Now run maven to copy dependencies into the local directory.

mvn dependency:copy-dependencies

This downloads the transitive dependencies needed for everit-org.json-schema e.g. org.JSON into a target/dependencies folder. We include the downloaded JARs into our python script by setting the CLASSPATH variable. Each jar is separated by a colon, :.

#!/usr/bin/env python3
# omitted: other imports
import os
from pathlib import Path

os.environ["CLASSPATH"] = ":".join(
  [p.resolve().as_posix() for p in Path("target").glob("**/*.jar")]

from jnius import autoclass

# omitted: validation logic

We also need to make sure that JAVA_HOME is set up correctly.

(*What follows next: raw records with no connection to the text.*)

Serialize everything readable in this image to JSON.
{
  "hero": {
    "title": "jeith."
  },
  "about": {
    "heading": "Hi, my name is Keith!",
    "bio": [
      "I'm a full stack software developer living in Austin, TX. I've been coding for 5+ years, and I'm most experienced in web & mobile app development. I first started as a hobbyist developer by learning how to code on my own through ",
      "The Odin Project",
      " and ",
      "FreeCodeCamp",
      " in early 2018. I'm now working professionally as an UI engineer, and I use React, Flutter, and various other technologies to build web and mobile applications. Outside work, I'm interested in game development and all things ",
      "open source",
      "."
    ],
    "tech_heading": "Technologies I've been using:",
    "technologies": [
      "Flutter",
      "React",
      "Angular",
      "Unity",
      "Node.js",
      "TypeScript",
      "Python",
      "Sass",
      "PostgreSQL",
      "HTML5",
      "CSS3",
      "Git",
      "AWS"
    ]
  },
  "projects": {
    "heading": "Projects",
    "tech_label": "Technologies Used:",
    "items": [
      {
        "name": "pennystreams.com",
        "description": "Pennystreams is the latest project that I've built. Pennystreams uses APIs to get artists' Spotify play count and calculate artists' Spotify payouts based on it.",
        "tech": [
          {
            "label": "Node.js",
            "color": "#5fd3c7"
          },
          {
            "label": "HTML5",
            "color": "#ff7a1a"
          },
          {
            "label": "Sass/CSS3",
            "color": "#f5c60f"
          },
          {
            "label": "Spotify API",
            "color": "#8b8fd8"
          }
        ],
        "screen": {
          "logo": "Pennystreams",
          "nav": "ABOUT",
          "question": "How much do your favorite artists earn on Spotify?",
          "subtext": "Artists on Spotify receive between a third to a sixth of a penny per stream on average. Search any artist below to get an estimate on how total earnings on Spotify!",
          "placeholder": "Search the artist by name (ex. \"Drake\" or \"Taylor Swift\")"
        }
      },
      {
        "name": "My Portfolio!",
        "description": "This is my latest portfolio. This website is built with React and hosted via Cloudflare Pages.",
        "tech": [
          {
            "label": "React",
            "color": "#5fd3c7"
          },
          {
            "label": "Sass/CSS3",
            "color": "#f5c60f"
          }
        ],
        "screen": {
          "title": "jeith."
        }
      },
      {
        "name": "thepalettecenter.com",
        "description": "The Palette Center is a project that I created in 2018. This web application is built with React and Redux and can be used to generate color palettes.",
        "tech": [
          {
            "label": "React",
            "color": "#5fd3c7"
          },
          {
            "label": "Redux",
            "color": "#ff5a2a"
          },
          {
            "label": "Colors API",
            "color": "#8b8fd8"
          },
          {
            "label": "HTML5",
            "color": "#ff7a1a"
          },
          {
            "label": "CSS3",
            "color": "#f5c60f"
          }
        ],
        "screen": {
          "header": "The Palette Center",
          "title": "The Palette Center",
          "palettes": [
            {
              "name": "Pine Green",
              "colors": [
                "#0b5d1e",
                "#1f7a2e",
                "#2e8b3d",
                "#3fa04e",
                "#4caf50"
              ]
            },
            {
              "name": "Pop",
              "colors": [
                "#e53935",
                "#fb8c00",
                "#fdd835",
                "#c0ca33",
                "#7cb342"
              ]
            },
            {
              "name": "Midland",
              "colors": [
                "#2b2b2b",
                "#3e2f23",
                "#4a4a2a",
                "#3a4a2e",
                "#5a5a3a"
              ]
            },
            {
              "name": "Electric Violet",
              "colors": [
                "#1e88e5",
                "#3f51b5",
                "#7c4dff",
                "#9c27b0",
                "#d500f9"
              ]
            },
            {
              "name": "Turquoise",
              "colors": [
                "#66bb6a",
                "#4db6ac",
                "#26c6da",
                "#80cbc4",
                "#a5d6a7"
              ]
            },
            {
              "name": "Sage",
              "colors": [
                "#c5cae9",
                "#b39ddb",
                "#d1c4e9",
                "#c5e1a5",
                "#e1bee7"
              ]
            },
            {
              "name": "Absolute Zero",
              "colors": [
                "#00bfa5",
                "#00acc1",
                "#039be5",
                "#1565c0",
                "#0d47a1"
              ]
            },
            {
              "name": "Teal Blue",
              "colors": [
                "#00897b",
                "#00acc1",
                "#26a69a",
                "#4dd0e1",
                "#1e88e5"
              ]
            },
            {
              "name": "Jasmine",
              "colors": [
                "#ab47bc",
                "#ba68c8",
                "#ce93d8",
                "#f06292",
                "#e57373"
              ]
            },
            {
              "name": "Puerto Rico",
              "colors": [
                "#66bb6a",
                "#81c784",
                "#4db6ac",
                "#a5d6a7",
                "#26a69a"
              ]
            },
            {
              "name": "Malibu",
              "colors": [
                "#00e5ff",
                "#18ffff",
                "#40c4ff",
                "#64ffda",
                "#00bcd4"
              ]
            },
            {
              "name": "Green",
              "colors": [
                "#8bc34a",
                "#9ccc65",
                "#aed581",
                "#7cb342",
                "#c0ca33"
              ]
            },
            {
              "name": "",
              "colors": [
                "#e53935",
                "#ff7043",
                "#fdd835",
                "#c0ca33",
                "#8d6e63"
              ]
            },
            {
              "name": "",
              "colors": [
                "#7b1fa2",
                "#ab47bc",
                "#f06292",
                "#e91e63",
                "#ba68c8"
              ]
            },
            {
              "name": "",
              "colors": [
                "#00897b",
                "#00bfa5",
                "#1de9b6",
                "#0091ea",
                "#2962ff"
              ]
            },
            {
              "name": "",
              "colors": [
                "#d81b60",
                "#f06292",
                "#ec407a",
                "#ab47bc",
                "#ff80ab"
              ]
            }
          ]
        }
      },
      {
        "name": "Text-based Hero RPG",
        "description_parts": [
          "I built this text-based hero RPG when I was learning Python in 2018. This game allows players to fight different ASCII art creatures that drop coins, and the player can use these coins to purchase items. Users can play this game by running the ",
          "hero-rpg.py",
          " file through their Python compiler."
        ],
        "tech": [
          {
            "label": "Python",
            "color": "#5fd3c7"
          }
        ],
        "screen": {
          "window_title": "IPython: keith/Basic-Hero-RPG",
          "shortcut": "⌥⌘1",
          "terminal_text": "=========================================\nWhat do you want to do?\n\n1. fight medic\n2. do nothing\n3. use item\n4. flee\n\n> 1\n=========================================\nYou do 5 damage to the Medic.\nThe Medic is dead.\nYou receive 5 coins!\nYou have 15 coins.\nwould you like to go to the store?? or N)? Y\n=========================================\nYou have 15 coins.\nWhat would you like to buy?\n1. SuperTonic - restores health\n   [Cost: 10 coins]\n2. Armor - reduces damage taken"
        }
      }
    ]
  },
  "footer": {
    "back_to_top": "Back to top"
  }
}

To avoid issues in our local environment, we will set up a docker container instead.

FROM centos:centos8

RUN dnf -y update && 
    dnf -y install epel-release && 
    dnf -y install 
        which 
        python36 
        java-1.8.0-openjdk-devel 
        maven 
    && dnf clean all

COPY main.py /app/main.py
COPY pom.xml /app/pom.xml
RUN mvn dependency:copy-dependencies
RUN pip3 install pyjnius

CMD python3 main.py

Running this will let us successfully validate a schema.

#!/bin/bash

tag=validator-blog:latest
docker build -t $tag .
docker run -it $tag

If you would like to see a real world example, see this PR to mozilla-pipeline-schemas.

I’m satisfied with the end result, since it was easier than I expected to set up. We now have continuous integration that runs our schemas against examples using two independent implementations of the JSON Schema specification, through the help of Python and the JNI.